After deciding that I didn't want to be stuck in Brooklyn all day with a near-dead cellphone, I decided to turn back against the flow of evacuees and force my way back into Manhattan. Thankfully I hadn't gotten very far across the bridge. It wasn't long before a dust cloud enveloped the whole area. I remember jumping a barricade as a shortcut and nearly getting hit by a speeding undercover patrol car. These were among the last pictures I shot that day. In one, there is one man in particular who I can totally empathize with, it's the guy in the tan pants and the grey short-sleeved shirt (below). He is in a total daze, and I felt I must've had that same exact look many times that day.

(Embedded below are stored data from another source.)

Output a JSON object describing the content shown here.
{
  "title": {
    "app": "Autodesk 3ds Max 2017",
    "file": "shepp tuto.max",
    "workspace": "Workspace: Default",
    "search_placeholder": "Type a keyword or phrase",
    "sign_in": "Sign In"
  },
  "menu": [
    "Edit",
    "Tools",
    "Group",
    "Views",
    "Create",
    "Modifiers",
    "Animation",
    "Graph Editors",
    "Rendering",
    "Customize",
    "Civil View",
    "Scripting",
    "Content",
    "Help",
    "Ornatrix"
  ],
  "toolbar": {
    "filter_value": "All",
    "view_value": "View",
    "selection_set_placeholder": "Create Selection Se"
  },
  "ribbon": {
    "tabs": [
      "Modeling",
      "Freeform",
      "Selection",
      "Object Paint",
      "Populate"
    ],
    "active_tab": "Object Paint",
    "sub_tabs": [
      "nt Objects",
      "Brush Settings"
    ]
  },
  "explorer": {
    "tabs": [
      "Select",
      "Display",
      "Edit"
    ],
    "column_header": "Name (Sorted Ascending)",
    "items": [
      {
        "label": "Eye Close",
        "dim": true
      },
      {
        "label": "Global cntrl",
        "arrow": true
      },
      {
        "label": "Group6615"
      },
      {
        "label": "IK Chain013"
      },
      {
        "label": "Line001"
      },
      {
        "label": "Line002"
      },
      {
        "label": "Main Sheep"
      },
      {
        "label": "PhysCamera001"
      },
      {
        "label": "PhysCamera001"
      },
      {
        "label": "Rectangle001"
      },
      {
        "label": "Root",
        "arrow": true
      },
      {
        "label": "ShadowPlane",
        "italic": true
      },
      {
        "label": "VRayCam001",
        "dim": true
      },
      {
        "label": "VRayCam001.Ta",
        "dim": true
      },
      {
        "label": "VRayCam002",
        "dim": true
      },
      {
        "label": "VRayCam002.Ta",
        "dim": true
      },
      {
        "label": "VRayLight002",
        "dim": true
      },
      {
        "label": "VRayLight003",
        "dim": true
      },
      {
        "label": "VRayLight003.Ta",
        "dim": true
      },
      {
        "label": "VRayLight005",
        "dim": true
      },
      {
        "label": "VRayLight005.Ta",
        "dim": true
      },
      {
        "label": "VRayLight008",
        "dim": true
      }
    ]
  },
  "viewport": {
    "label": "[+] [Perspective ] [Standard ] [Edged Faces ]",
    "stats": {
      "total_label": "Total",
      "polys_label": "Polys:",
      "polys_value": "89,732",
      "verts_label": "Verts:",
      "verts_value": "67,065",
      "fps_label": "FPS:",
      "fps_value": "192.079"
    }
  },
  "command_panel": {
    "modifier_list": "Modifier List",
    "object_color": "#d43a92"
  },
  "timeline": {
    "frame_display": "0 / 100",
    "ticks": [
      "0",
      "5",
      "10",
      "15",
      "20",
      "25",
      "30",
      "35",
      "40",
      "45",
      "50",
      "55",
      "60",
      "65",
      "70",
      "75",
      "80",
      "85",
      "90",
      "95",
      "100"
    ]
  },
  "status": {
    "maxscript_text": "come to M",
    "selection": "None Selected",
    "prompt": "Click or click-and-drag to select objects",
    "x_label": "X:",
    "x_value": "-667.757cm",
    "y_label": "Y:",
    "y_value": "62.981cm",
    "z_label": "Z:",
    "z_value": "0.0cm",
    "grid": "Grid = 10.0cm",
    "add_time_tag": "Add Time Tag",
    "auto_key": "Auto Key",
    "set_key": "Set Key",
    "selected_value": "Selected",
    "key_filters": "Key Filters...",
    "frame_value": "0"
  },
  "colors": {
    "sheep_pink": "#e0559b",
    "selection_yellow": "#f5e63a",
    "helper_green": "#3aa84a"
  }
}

In fact, I know I did. You'd think during the most terrifying day in New York City history you'd remember all the details. But I walked for blocks and blocks and I don't remember any of it. Except for these odd little patches of it. I remember being in Chinatown and thinking it was incredible that businesses could remain open, like it was a normal day. What was the point of a store that sold trinkets to tourists? My only other memory is walking up the west side of Bowery and hearing more screams. My first thought was that the Empire State Building had been hit. So I ran across to the other side of the street so I could look uptown and see the ESB. I could see it was fine, but that's when I realized people were screaming because the north tower had collapsed.

From there it was just 10 more minutes to my apartment. I went back up to the roof, where my neighbors were still watching. I remember only a few of their names: Karl Torbey (sp?), Sarah Archambault, Bruce Bingham (sp?) Gavin Creel.

The rest of the day had more focus. I remember getting my film developed, reuniting with my roommates, running up to Union Square and sitting in Marcel Saba's office, then over to Adorama, finally getting through to my dad on the phone, answering emails, etc. I remember people turning up their car radios so all passersby could listen to the updates. I remember people lining up six, seven, eight deep to wait their turn at pay phones. I remember talking to a couple of European tourists who had been completely oblivious to the whole event. But nowhere was TV in my 9/11 experience until later, maybe 1PM-ish. In fact, I can't express this enough. The vast majority of all Americans witnessed 9/11 through a television and were thus informed in an up-to-the-minute manner. But I experienced it entirely through my own eyes and ears, in fits and starts, piecing it together one bit at time.

Do I regret not being in NYC for the 10th Anniversary? Not too much. Not as badly as I just want to just see the memorial, walk around the voids, take in the progress that has elapsed since I left last December. I was speaking to my students on Friday, the 9th, and I was trying to convey to them what it was like to look back on something so monumental and pivotal. I actually got kind of emotional trying to articulate that it wasn't just the place of NYC that I missed so much, but just as much that time in my life. I lived my 27th through 37th years in NYC, an entire decade, 2000 to 2010, perfect bookends. But it astonishes me, looking back, that a quarter of my life so far has been intertwined with ground zero. To look at an aerial picture taken by my friend Mario Tama (below), one that shows ground zero with the completed voids, as well as in the distance the nearby neighborhoods that were home to each of the three apartments I lived in–all of which lay in the shadow of the towers–was pretty cool. To hear myself say for the first time the words, "My son was born in a hospital three blocks from ground zero" is a pretty neat thing. Talking to my students from the safety of my hometown 1,200 miles away and ten years later, it dawned on my how much I've moved on.